Voice recognition is already used in call centres and is set to
become an indispensable remote working tool
People have been working on the development of voice recognition
software for the past 30 years but only fairly recently has the
technology reached a point where it can be more widely used, writes
Ross Bentley.
"The underlying technology has come on in leaps and bounds in the
past few years," says Paul Barnes, chief executive at Fluency Voice
Technologies, a UK voice recognition specialist.
"Specifically, the technology now has the ability to understand
regional accents and to react with speed," he says.
"There has been a lot of work done with phonemes, which are the
building blocks for voice recognition.
"Once the technology reaches the point where it can be used
commercially, this acts as an incentive to develop the technology
even further."
According to Barnes there are three areas where voice recognition
is already having an impact. "It is being used extensively in call
centres and for virtual personal assistants," he says. Virtual PAs
enable people to remotely dictate memos, access e-mails, arrange
conference calls and "do all the stuff you can do with Outlook
using voice commands".
"Telematics is another area which we are seeing come alive.
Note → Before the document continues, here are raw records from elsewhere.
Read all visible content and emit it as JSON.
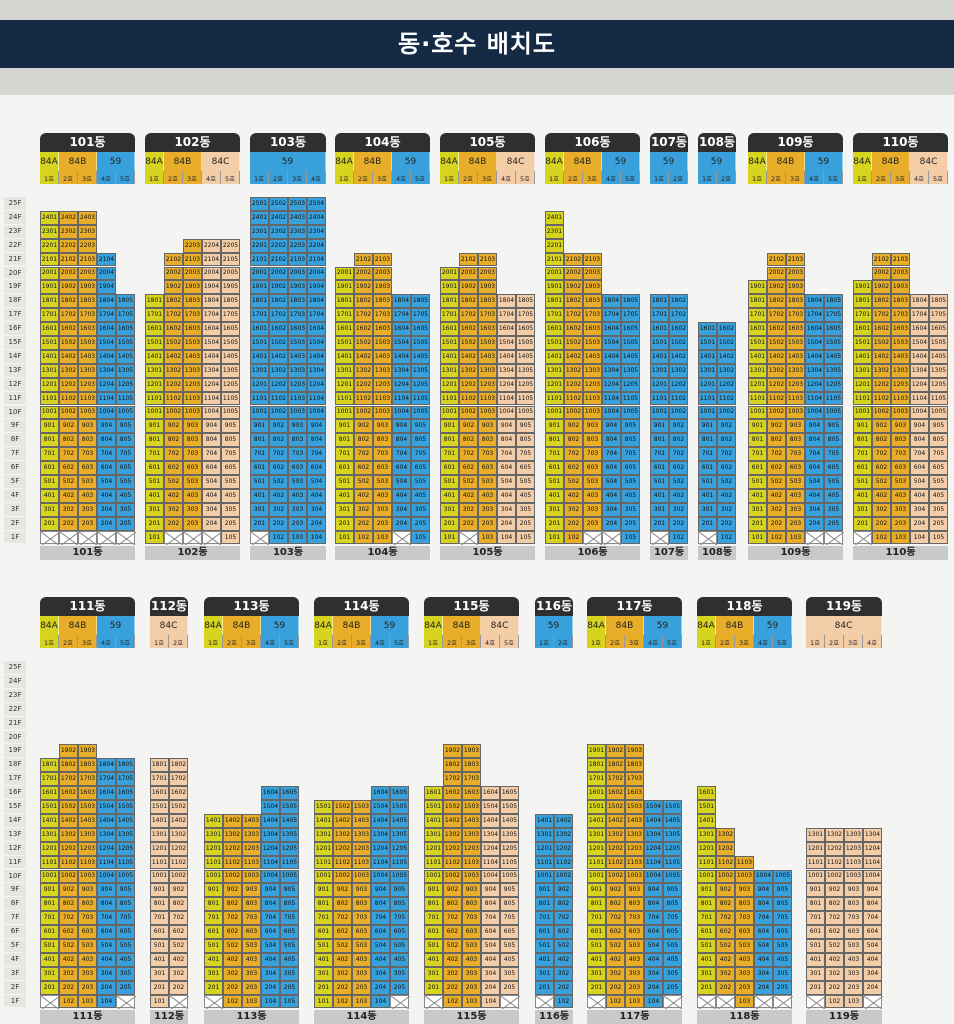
{
  "title": "동·호수 배치도",
  "colors": {
    "84A": "#d6d41e",
    "84B": "#e8ae2a",
    "59": "#38a1db",
    "84C": "#f3cda8"
  },
  "rows": [
    {
      "top": 0,
      "floor_count": 25,
      "buildings": [
        {
          "name": "101동",
          "x": 40,
          "types": [
            {
              "t": "84A",
              "u": 1
            },
            {
              "t": "84B",
              "u": 2
            },
            {
              "t": "59",
              "u": 2
            }
          ],
          "units": [
            {
              "t": "84A",
              "top": 24,
              "skip": []
            },
            {
              "t": "84B",
              "top": 24,
              "skip": []
            },
            {
              "t": "84B",
              "top": 24,
              "skip": []
            },
            {
              "t": "59",
              "top": 21,
              "skip": []
            },
            {
              "t": "59",
              "top": 18,
              "skip": []
            }
          ],
          "pilotis": [
            1,
            1,
            1,
            1,
            1
          ]
        },
        {
          "name": "102동",
          "x": 145,
          "types": [
            {
              "t": "84A",
              "u": 1
            },
            {
              "t": "84B",
              "u": 2
            },
            {
              "t": "84C",
              "u": 2
            }
          ],
          "units": [
            {
              "t": "84A",
              "top": 18,
              "skip": []
            },
            {
              "t": "84B",
              "top": 21,
              "skip": []
            },
            {
              "t": "84B",
              "top": 22,
              "skip": []
            },
            {
              "t": "84C",
              "top": 22,
              "skip": []
            },
            {
              "t": "84C",
              "top": 22,
              "skip": []
            }
          ],
          "pilotis": [
            0,
            1,
            1,
            1,
            0
          ]
        },
        {
          "name": "103동",
          "x": 250,
          "types": [
            {
              "t": "59",
              "u": 4
            }
          ],
          "units": [
            {
              "t": "59",
              "top": 25,
              "skip": []
            },
            {
              "t": "59",
              "top": 25,
              "skip": []
            },
            {
              "t": "59",
              "top": 25,
              "skip": []
            },
            {
              "t": "59",
              "top": 25,
              "skip": []
            }
          ],
          "pilotis": [
            1,
            0,
            0,
            0
          ]
        },
        {
          "name": "104동",
          "x": 335,
          "types": [
            {
              "t": "84A",
              "u": 1
            },
            {
              "t": "84B",
              "u": 2
            },
            {
              "t": "59",
              "u": 2
            }
          ],
          "units": [
            {
              "t": "84A",
              "top": 20,
              "skip": []
            },
            {
              "t": "84B",
              "top": 21,
              "skip": []
            },
            {
              "t": "84B",
              "top": 21,
              "skip": []
            },
            {
              "t": "59",
              "top": 18,
              "skip": []
            },
            {
              "t": "59",
              "top": 18,
              "skip": []
            }
          ],
          "pilotis": [
            0,
            0,
            0,
            1,
            0
          ]
        },
        {
          "name": "105동",
          "x": 440,
          "types": [
            {
              "t": "84A",
              "u": 1
            },
            {
              "t": "84B",
              "u": 2
            },
            {
              "t": "84C",
              "u": 2
            }
          ],
          "units": [
            {
              "t": "84A",
              "top": 20,
              "skip": []
            },
            {
              "t": "84B",
              "top": 21,
              "skip": []
            },
            {
              "t": "84B",
              "top": 21,
              "skip": []
            },
            {
              "t": "84C",
              "top": 18,
              "skip": []
            },
            {
              "t": "84C",
              "top": 18,
              "skip": []
            }
          ],
          "pilotis": [
            0,
            1,
            0,
            0,
            0
          ]
        },
        {
          "name": "106동",
          "x": 545,
          "types": [
            {
              "t": "84A",
              "u": 1
            },
            {
              "t": "84B",
              "u": 2
            },
            {
              "t": "59",
              "u": 2
            }
          ],
          "units": [
            {
              "t": "84A",
              "top": 24,
              "skip": []
            },
            {
              "t": "84B",
              "top": 21,
              "skip": []
            },
            {
              "t": "84B",
              "top": 21,
              "skip": []
            },
            {
              "t": "59",
              "top": 18,
              "skip": []
            },
            {
              "t": "59",
              "top": 18,
              "skip": []
            }
          ],
          "pilotis": [
            0,
            0,
            1,
            1,
            0
          ]
        },
        {
          "name": "107동",
          "x": 650,
          "types": [
            {
              "t": "59",
              "u": 2
            }
          ],
          "units": [
            {
              "t": "59",
              "top": 18,
              "skip": []
            },
            {
              "t": "59",
              "top": 18,
              "skip": []
            }
          ],
          "pilotis": [
            1,
            0
          ]
        },
        {
          "name": "108동",
          "x": 698,
          "types": [
            {
              "t": "59",
              "u": 2
            }
          ],
          "units": [
            {
              "t": "59",
              "top": 16,
              "skip": []
            },
            {
              "t": "59",
              "top": 16,
              "skip": []
            }
          ],
          "pilotis": [
            1,
            0
          ]
        },
        {
          "name": "109동",
          "x": 748,
          "types": [
            {
              "t": "84A",
              "u": 1
            },
            {
              "t": "84B",
              "u": 2
            },
            {
              "t": "59",
              "u": 2
            }
          ],
          "units": [
            {
              "t": "84A",
              "top": 19,
              "skip": []
            },
            {
              "t": "84B",
              "top": 21,
              "skip": []
            },
            {
              "t": "84B",
              "top": 21,
              "skip": []
            },
            {
              "t": "59",
              "top": 18,
              "skip": []
            },
            {
              "t": "59",
              "top": 18,
              "skip": []
            }
          ],
          "pilotis": [
            0,
            0,
            0,
            1,
            1
          ]
        },
        {
          "name": "110동",
          "x": 853,
          "types": [
            {
              "t": "84A",
              "u": 1
            },
            {
              "t": "84B",
              "u": 2
            },
            {
              "t": "84C",
              "u": 2
            }
          ],
          "units": [
            {
              "t": "84A",
              "top": 19,
              "skip": []
            },
            {
              "t": "84B",
              "top": 21,
              "skip": []
            },
            {
              "t": "84B",
              "top": 21,
              "skip": []
            },
            {
              "t": "84C",
              "top": 18,
              "skip": []
            },
            {
              "t": "84C",
              "top": 18,
              "skip": []
            }
          ],
          "pilotis": [
            1,
            0,
            0,
            0,
            0
          ]
        }
      ]
    },
    {
      "top": 464,
      "floor_count": 25,
      "buildings": [
        {
          "name": "111동",
          "x": 40,
          "types": [
            {
              "t": "84A",
              "u": 1
            },
            {
              "t": "84B",
              "u": 2
            },
            {
              "t": "59",
              "u": 2
            }
          ],
          "units": [
            {
              "t": "84A",
              "top": 18,
              "skip": []
            },
            {
              "t": "84B",
              "top": 19,
              "skip": []
            },
            {
              "t": "84B",
              "top": 19,
              "skip": []
            },
            {
              "t": "59",
              "top": 18,
              "skip": []
            },
            {
              "t": "59",
              "top": 18,
              "skip": []
            }
          ],
          "pilotis": [
            1,
            0,
            0,
            0,
            1
          ]
        },
        {
          "name": "112동",
          "x": 150,
          "types": [
            {
              "t": "84C",
              "u": 2
            }
          ],
          "units": [
            {
              "t": "84C",
              "top": 18,
              "skip": []
            },
            {
              "t": "84C",
              "top": 18,
              "skip": []
            }
          ],
          "pilotis": [
            0,
            1
          ]
        },
        {
          "name": "113동",
          "x": 204,
          "types": [
            {
              "t": "84A",
              "u": 1
            },
            {
              "t": "84B",
              "u": 2
            },
            {
              "t": "59",
              "u": 2
            }
          ],
          "units": [
            {
              "t": "84A",
              "top": 14,
              "skip": []
            },
            {
              "t": "84B",
              "top": 14,
              "skip": []
            },
            {
              "t": "84B",
              "top": 14,
              "skip": []
            },
            {
              "t": "59",
              "top": 16,
              "skip": []
            },
            {
              "t": "59",
              "top": 16,
              "skip": []
            }
          ],
          "pilotis": [
            1,
            0,
            0,
            0,
            0
          ]
        },
        {
          "name": "114동",
          "x": 314,
          "types": [
            {
              "t": "84A",
              "u": 1
            },
            {
              "t": "84B",
              "u": 2
            },
            {
              "t": "59",
              "u": 2
            }
          ],
          "units": [
            {
              "t": "84A",
              "top": 15,
              "skip": []
            },
            {
              "t": "84B",
              "top": 15,
              "skip": []
            },
            {
              "t": "84B",
              "top": 15,
              "skip": []
            },
            {
              "t": "59",
              "top": 16,
              "skip": []
            },
            {
              "t": "59",
              "top": 16,
              "skip": []
            }
          ],
          "pilotis": [
            0,
            0,
            0,
            0,
            1
          ]
        },
        {
          "name": "115동",
          "x": 424,
          "types": [
            {
              "t": "84A",
              "u": 1
            },
            {
              "t": "84B",
              "u": 2
            },
            {
              "t": "84C",
              "u": 2
            }
          ],
          "units": [
            {
              "t": "84A",
              "top": 16,
              "skip": []
            },
            {
              "t": "84B",
              "top": 19,
              "skip": []
            },
            {
              "t": "84B",
              "top": 19,
              "skip": []
            },
            {
              "t": "84C",
              "top": 16,
              "skip": []
            },
            {
              "t": "84C",
              "top": 16,
              "skip": []
            }
          ],
          "pilotis": [
            1,
            0,
            0,
            0,
            1
          ]
        },
        {
          "name": "116동",
          "x": 535,
          "types": [
            {
              "t": "59",
              "u": 2
            }
          ],
          "units": [
            {
              "t": "59",
              "top": 14,
              "skip": []
            },
            {
              "t": "59",
              "top": 14,
              "skip": []
            }
          ],
          "pilotis": [
            1,
            0
          ]
        },
        {
          "name": "117동",
          "x": 587,
          "types": [
            {
              "t": "84A",
              "u": 1
            },
            {
              "t": "84B",
              "u": 2
            },
            {
              "t": "59",
              "u": 2
            }
          ],
          "units": [
            {
              "t": "84A",
              "top": 19,
              "skip": []
            },
            {
              "t": "84B",
              "top": 19,
              "skip": []
            },
            {
              "t": "84B",
              "top": 19,
              "skip": []
            },
            {
              "t": "59",
              "top": 15,
              "skip": []
            },
            {
              "t": "59",
              "top": 15,
              "skip": []
            }
          ],
          "pilotis": [
            1,
            0,
            0,
            0,
            1
          ]
        },
        {
          "name": "118동",
          "x": 697,
          "types": [
            {
              "t": "84A",
              "u": 1
            },
            {
              "t": "84B",
              "u": 2
            },
            {
              "t": "59",
              "u": 2
            }
          ],
          "units": [
            {
              "t": "84A",
              "top": 16,
              "skip": []
            },
            {
              "t": "84B",
              "top": 13,
              "skip": []
            },
            {
              "t": "84B",
              "top": 11,
              "skip": []
            },
            {
              "t": "59",
              "top": 10,
              "skip": []
            },
            {
              "t": "59",
              "top": 10,
              "skip": []
            }
          ],
          "pilotis": [
            1,
            1,
            0,
            1,
            1
          ]
        },
        {
          "name": "119동",
          "x": 806,
          "types": [
            {
              "t": "84C",
              "u": 4
            }
          ],
          "units": [
            {
              "t": "84C",
              "top": 13,
              "skip": []
            },
            {
              "t": "84C",
              "top": 13,
              "skip": []
            },
            {
              "t": "84C",
              "top": 13,
              "skip": []
            },
            {
              "t": "84C",
              "top": 13,
              "skip": []
            }
          ],
          "pilotis": [
            1,
            0,
            0,
            1
          ]
        }
      ]
    }
  ]
}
This is
voice-activated functionality within the car, where the driver
needs to do things hands-free, such as route planning and making
phone calls.
"We are also looking at adapting these systems for boat operators,
while Nasa is looking at incorporating the technology into the
space shuttle," says Barnes.
Microsoft is pushing the development of voice recognition with Salt
- speech application language tags. It says that Salt is a more
viable alternative to voice XML.
"Microsoft is saying that it plans to prove that anything you can
do with a keyboard, you should be able to do using voice
recognition," says Barnes, but he sees many other uses for voice
recognition software over the next few years.
"If, for example, you go on a spending blitz with your credit card
it may be seen as out of the ordinary and set off an alert at the
credit card company," he says. Unusual changes in spending
behaviour help credit card companies to spot fraud.
This alert would activate a phone call to the card holder, where a
computerised voice would ask for verification of the amount spent.
"If there is a problem the call can be patched through to an
operator at a call centre," says Barnes.
"This is one of the first proactive uses of voice recognition where
the software actually initiates a call.
"In tests we have found that most people don't mind being called by
a computer if the call is effective and doesn't waste time."
Barnes says translation software is an area where there has been
real improvement. "Translation functionality pushes the technology
to its limits.
"While there's nothing out there that really works as a broad
translation module because there are so many things you can say,
translation software does work when applied to niche areas."
Fluency recently took part in a project funded by the Japanese
government to provide a specialist translator to translate medical
questions from Japanese to English and vice versa for Japanese
doctors.
"Translation software was able to work here because of the limited
number of words used," says Barnes.
"There is a limit to the amount of phrases needed, it is tight and
defined, such as, 'Do you have a headache; do you have
palpitations?' - things critical to diagnosis."